|
|
|
|
|
by TeMPOraL
3815 days ago
|
|
I guess some people think about it differently than others. I don't see a properly applied ML as taking away control - I see it as reinforcing your control. ML as applied to UIs should be about your conversation with the app (and nothing else, no cloud bullshit please). I haven't seen any actual adaptivity in Inbox by Google. The interface is static, it's just different than ordinary GMail. Is there something I've missed? To address your example of sorting apps. This is a dumb idea mostly because - as you said - it interferes with habit-forming. Not that anyone cares these days, I can't find many examples where people would remember to not rearrange stuff like context menus pointlessly. But I think it could work as an addition. Instead of resorting your icons, just have a (small) area with, say, 5 apps most relevant contextually. This is something I'd actually pay to use. Hell, long long time ago I backed a project for an Android tablet homescreen that was supposed to rearrange visible widgets depending on your location and time of day. Great idea, but they fucked up execution (honestly, for such a project MVP is not enough, it gains utility per feature added in a superlinear fashion). I'd pay for something like this again. > At the risk of generalizing (but reinforcing the patterns thinking), it's a common pattern with Engineers to apply a solution on all kinds of problems without challenging the efficacy of said solutions for those problems. Hey, I'm not asking for a product like this to be built for general population. GenPop has plenty of flashy shiny apps already. I wish that someone would build a tool for a subset of engineers who think the way I do. The market is big enough to facilitate that. And apparently unwilling to cater for niches. |
|
If you turn on smart filters, it'll try to club promotions / payments / forums etc. smartly. It'd be right 90% time. But my threshold would be less than 1% failure.

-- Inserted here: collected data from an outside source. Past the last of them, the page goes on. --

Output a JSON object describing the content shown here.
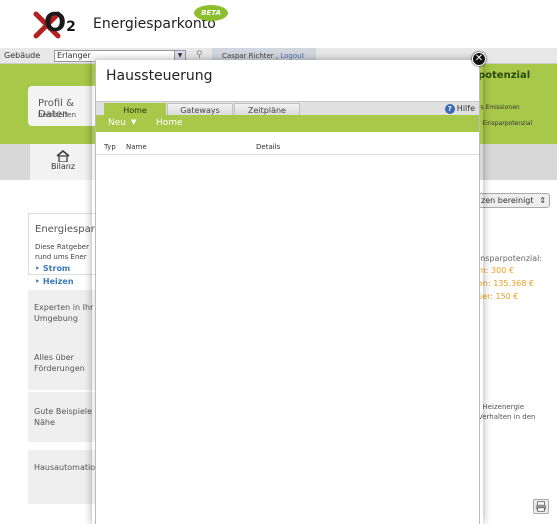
{
  "header": {
    "app_title": "Energiesparkonto",
    "beta_badge": "BETA",
    "logo_text": "O",
    "logo_sub": "2"
  },
  "topbar": {
    "building_label": "Gebäude",
    "building_value": "Erlanger",
    "user_name": "Caspar Richter ,",
    "logout": "Logout"
  },
  "profile_card": {
    "title": "Profil & Daten",
    "subtitle": "bearbeiten"
  },
  "right_card": {
    "title": "potenzial",
    "line1": "rs Emissionen",
    "line2": "r Einsparpotenzial"
  },
  "nav": {
    "bilanz": "Bilanz"
  },
  "sidebar": {
    "energie": {
      "title": "Energiespar-",
      "desc_1": "Diese Ratgeber",
      "desc_2": "rund ums Ener",
      "link_strom": "Strom",
      "link_heizen": "Heizen"
    },
    "cards": [
      {
        "line1": "Experten in Ihr",
        "line2": "Umgebung"
      },
      {
        "line1": "Alles über",
        "line2": "Förderungen"
      },
      {
        "line1": "Gute Beispiele",
        "line2": "Nähe"
      },
      {
        "line1": "Hausautomatio",
        "line2": ""
      }
    ]
  },
  "right_panel": {
    "dropdown": "zen bereinigt",
    "lines": [
      {
        "text": "insparpotenzial:",
        "color": "#666666"
      },
      {
        "text": "m: 300 €",
        "color": "#e8a020"
      },
      {
        "text": "en: 135.368 €",
        "color": "#e8a020"
      },
      {
        "text": "ser: 150 €",
        "color": "#e8a020"
      }
    ],
    "note_1": ", Heizenergie",
    "note_2": "Verhalten in den"
  },
  "modal": {
    "title": "Haussteuerung",
    "tabs": [
      {
        "label": "Home",
        "active": true
      },
      {
        "label": "Gateways",
        "active": false
      },
      {
        "label": "Zeitpläne",
        "active": false
      }
    ],
    "help": "Hilfe",
    "new_menu": "Neu",
    "breadcrumb": "Home",
    "columns": [
      "Typ",
      "Name",
      "Details"
    ]
  },
  "colors": {
    "brand_green": "#a8c84a",
    "link_blue": "#3a7abf",
    "accent_orange": "#e8a020"
  },
  "icons": [
    "logo-cross-icon",
    "search-icon",
    "home-icon",
    "close-icon",
    "help-icon",
    "print-icon",
    "chevron-down-icon"
  ]
}
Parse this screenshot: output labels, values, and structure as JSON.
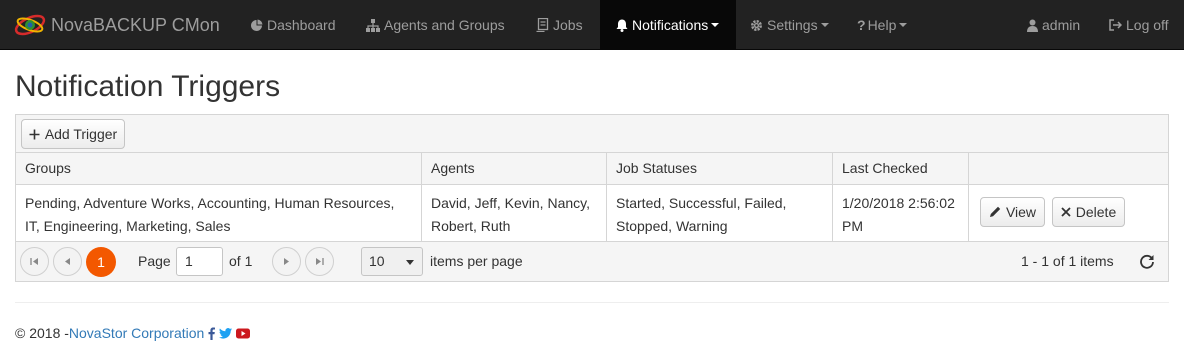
{
  "navbar": {
    "brand": "NovaBACKUP CMon",
    "items": [
      {
        "label": "Dashboard",
        "icon": "dashboard-icon"
      },
      {
        "label": "Agents and Groups",
        "icon": "sitemap-icon"
      },
      {
        "label": "Jobs",
        "icon": "jobs-icon"
      },
      {
        "label": "Notifications",
        "icon": "bell-icon",
        "active": true
      },
      {
        "label": "Settings",
        "icon": "gear-icon"
      },
      {
        "label": "Help",
        "icon": "question-icon"
      }
    ],
    "user": "admin",
    "logoff": "Log off"
  },
  "page": {
    "title": "Notification Triggers"
  },
  "toolbar": {
    "add_trigger": "Add Trigger"
  },
  "table": {
    "columns": [
      "Groups",
      "Agents",
      "Job Statuses",
      "Last Checked",
      ""
    ],
    "rows": [
      {
        "groups_line1": "Pending, Adventure Works, Accounting, Human Resources,",
        "groups_line2": "IT, Engineering, Marketing, Sales",
        "agents_line1": "David, Jeff, Kevin, Nancy,",
        "agents_line2": "Robert, Ruth",
        "statuses_line1": "Started, Successful, Failed,",
        "statuses_line2": "Stopped, Warning",
        "checked_line1": "1/20/2018 2:56:02",
        "checked_line2": "PM",
        "view": "View",
        "delete": "Delete"
      }
    ]
  },
  "pager": {
    "current_page": "1",
    "page_label": "Page",
    "page_value": "1",
    "of_label": "of 1",
    "page_size": "10",
    "items_per_page": "items per page",
    "summary": "1 - 1 of 1 items"
  },
  "footer": {
    "copyright": "© 2018 - ",
    "company": "NovaStor Corporation"
  },
  "colors": {
    "navbar_bg": "#222222",
    "active_nav_bg": "#080808",
    "accent_orange": "#f35800",
    "link_blue": "#337ab7",
    "facebook": "#3b5998",
    "twitter": "#1da1f2",
    "youtube": "#cc181e"
  }
}
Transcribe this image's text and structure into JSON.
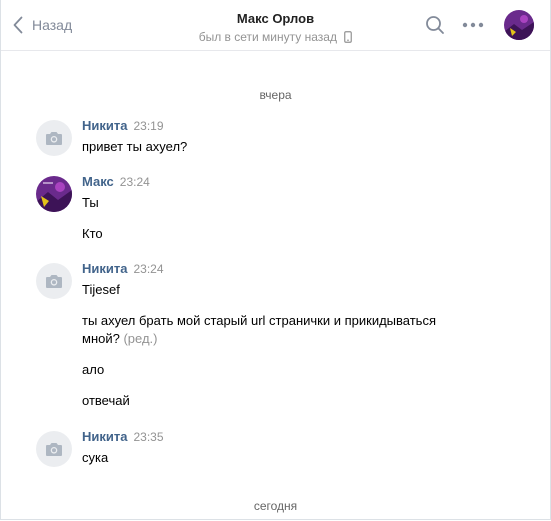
{
  "header": {
    "back_label": "Назад",
    "peer_name": "Макс Орлов",
    "peer_status": "был в сети минуту назад"
  },
  "date_separators": [
    "вчера",
    "сегодня"
  ],
  "messages": [
    {
      "author": "Никита",
      "time": "23:19",
      "avatar": "camera-placeholder",
      "lines": [
        "привет ты ахуел?"
      ]
    },
    {
      "author": "Макс",
      "time": "23:24",
      "avatar": "purple-photo",
      "lines": [
        "Ты",
        "Кто"
      ]
    },
    {
      "author": "Никита",
      "time": "23:24",
      "avatar": "camera-placeholder",
      "lines": [
        "Tijesef",
        "ты ахуел брать мой старый url странички и прикидываться",
        "мной?",
        "ало",
        "отвечай"
      ],
      "edited_mark": "(ред.)"
    },
    {
      "author": "Никита",
      "time": "23:35",
      "avatar": "camera-placeholder",
      "lines": [
        "сука"
      ]
    }
  ],
  "colors": {
    "author": "#42648b",
    "meta": "#939393",
    "divider": "#e7e8ec",
    "placeholder_avatar": "#ebedf0",
    "photo_avatar": "#6a2a8c"
  }
}
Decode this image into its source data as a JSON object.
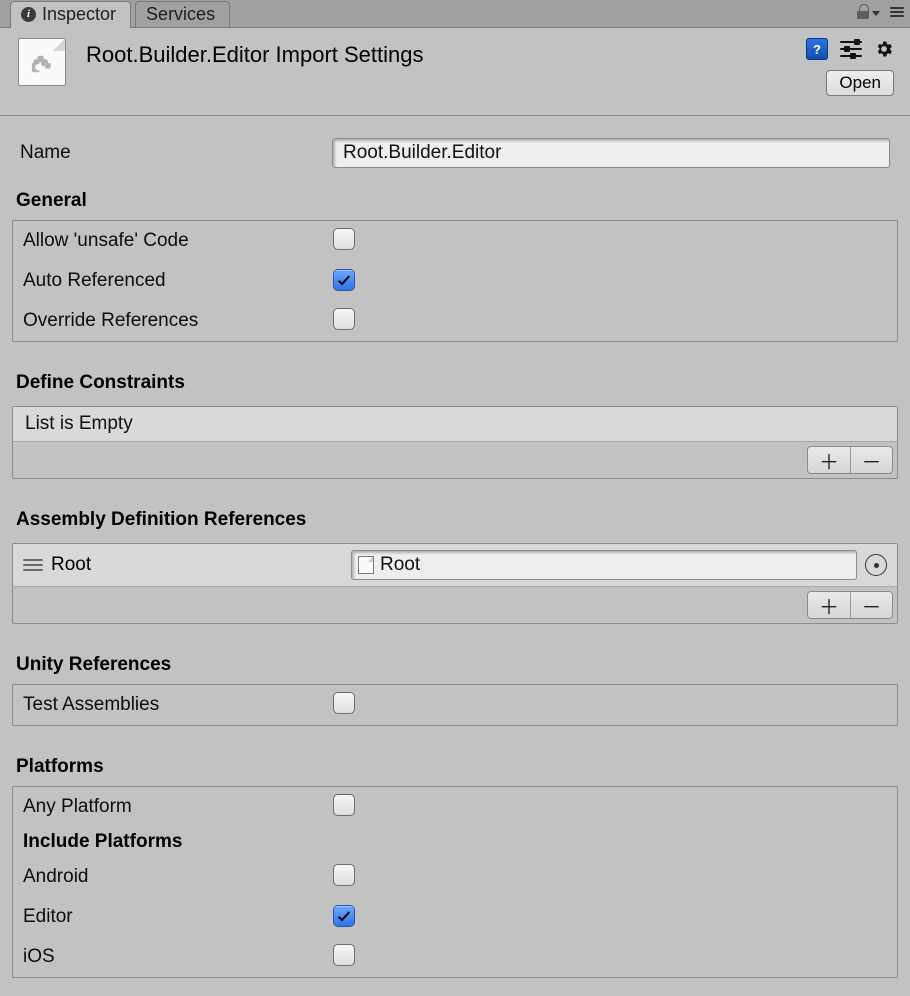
{
  "tabs": {
    "inspector": "Inspector",
    "services": "Services"
  },
  "header": {
    "title": "Root.Builder.Editor Import Settings",
    "open_label": "Open"
  },
  "fields": {
    "name_label": "Name",
    "name_value": "Root.Builder.Editor"
  },
  "sections": {
    "general": "General",
    "define_constraints": "Define Constraints",
    "assembly_refs": "Assembly Definition References",
    "unity_refs": "Unity References",
    "platforms": "Platforms",
    "include_platforms": "Include Platforms"
  },
  "general": {
    "allow_unsafe_label": "Allow 'unsafe' Code",
    "allow_unsafe_checked": false,
    "auto_referenced_label": "Auto Referenced",
    "auto_referenced_checked": true,
    "override_refs_label": "Override References",
    "override_refs_checked": false
  },
  "define_constraints": {
    "empty_text": "List is Empty"
  },
  "assembly_refs": {
    "items": [
      {
        "label": "Root",
        "value": "Root"
      }
    ]
  },
  "unity_refs": {
    "test_assemblies_label": "Test Assemblies",
    "test_assemblies_checked": false
  },
  "platforms": {
    "any_platform_label": "Any Platform",
    "any_platform_checked": false,
    "items": [
      {
        "label": "Android",
        "checked": false
      },
      {
        "label": "Editor",
        "checked": true
      },
      {
        "label": "iOS",
        "checked": false
      }
    ]
  },
  "icons": {
    "plus": "＋",
    "minus": "－"
  }
}
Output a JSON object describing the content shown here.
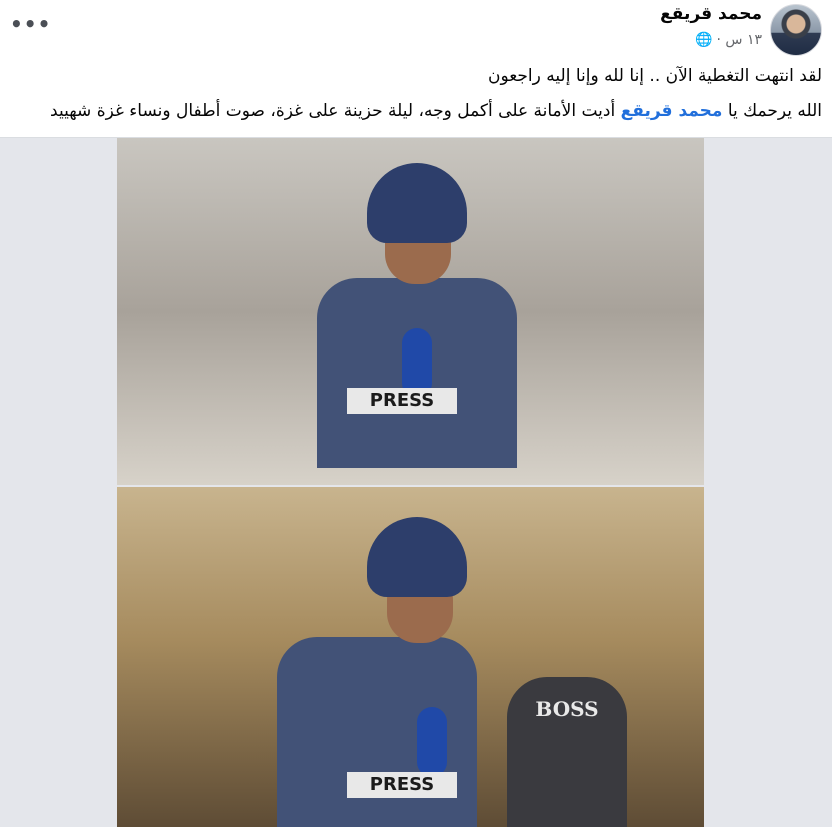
{
  "post": {
    "author": "محمد قريقع",
    "time": "١٣ س ·",
    "more_label": "•••",
    "line1": "لقد انتهت التغطية الآن .. إنا لله وإنا إليه راجعون",
    "line2_prefix": "الله يرحمك يا",
    "mention": "محمد قريقع",
    "line2_suffix": "أديت الأمانة على أكمل وجه، ليلة حزينة على غزة، صوت أطفال ونساء غزة شهييد"
  },
  "media": {
    "photo1_tag": "PRESS",
    "photo2_tag": "PRESS",
    "shirt_text": "BOSS",
    "helmet_tag": "PRESS"
  },
  "icons": {
    "more": "more-icon",
    "globe": "globe-icon"
  }
}
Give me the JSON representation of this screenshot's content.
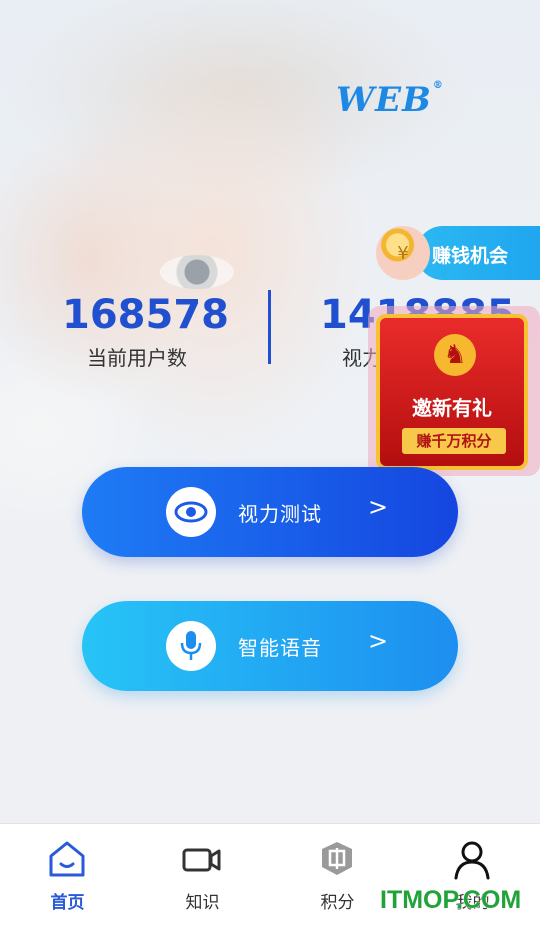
{
  "header": {
    "logo_text": "WEB",
    "logo_mark": "®"
  },
  "earn_banner": {
    "label": "赚钱机会",
    "icon": "coin-hand-icon"
  },
  "stats": {
    "current_users": {
      "value": "168578",
      "label": "当前用户数"
    },
    "vision": {
      "value": "1418885",
      "label": "视力"
    }
  },
  "invite_popup": {
    "title": "邀新有礼",
    "subtitle": "赚千万积分",
    "icon": "horse-icon"
  },
  "actions": {
    "vision_test": {
      "label": "视力测试",
      "arrow": ">"
    },
    "smart_voice": {
      "label": "智能语音",
      "arrow": ">"
    }
  },
  "tabbar": {
    "items": [
      {
        "label": "首页",
        "icon": "home-icon",
        "active": true
      },
      {
        "label": "知识",
        "icon": "video-icon",
        "active": false
      },
      {
        "label": "积分",
        "icon": "points-icon",
        "active": false
      },
      {
        "label": "我的",
        "icon": "user-icon",
        "active": false
      }
    ]
  },
  "watermark": "ITMOP.COM",
  "colors": {
    "accent": "#2050cf",
    "tab_active": "#2a5ad8",
    "popup_red": "#d41c1c"
  }
}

If you open an email in Inbox, it'd recommend quick action replies like "Thanks, got it." or "Lets meet" etc.. It was on spot a lot of times, but I always wanted to add something more to the message and that's why I didn't use them.
> This is something I'd actually pay to use. Hell, long long time ago I backed a project for an Android tablet homescreen that was supposed to rearrange visible widgets depending on your location and time of day
I used One Plus2 briefly which had an area for smart apps. Since I could never predict what would be there, I never used it. I went there a few times to see if it would shorten time to action.
iOS has a recommended app at bottom left of lock screen. I use it purely as discovery. I've never found acceptable hit ratio of recommended app in my situational context and now I've blindness to that particular place.
If Knowmail guys are reading this, I'm not trying to discourage the product. I think Smartness should be in "Search mode" and not "Action mode". Action mode is when I want quick decision making and less evaluation. Search mode is when I'm open for back to back snap evaluations and unsure of next steps. i.e. don't interrupt my natural patterns. Ofcourse, I'm just one data point.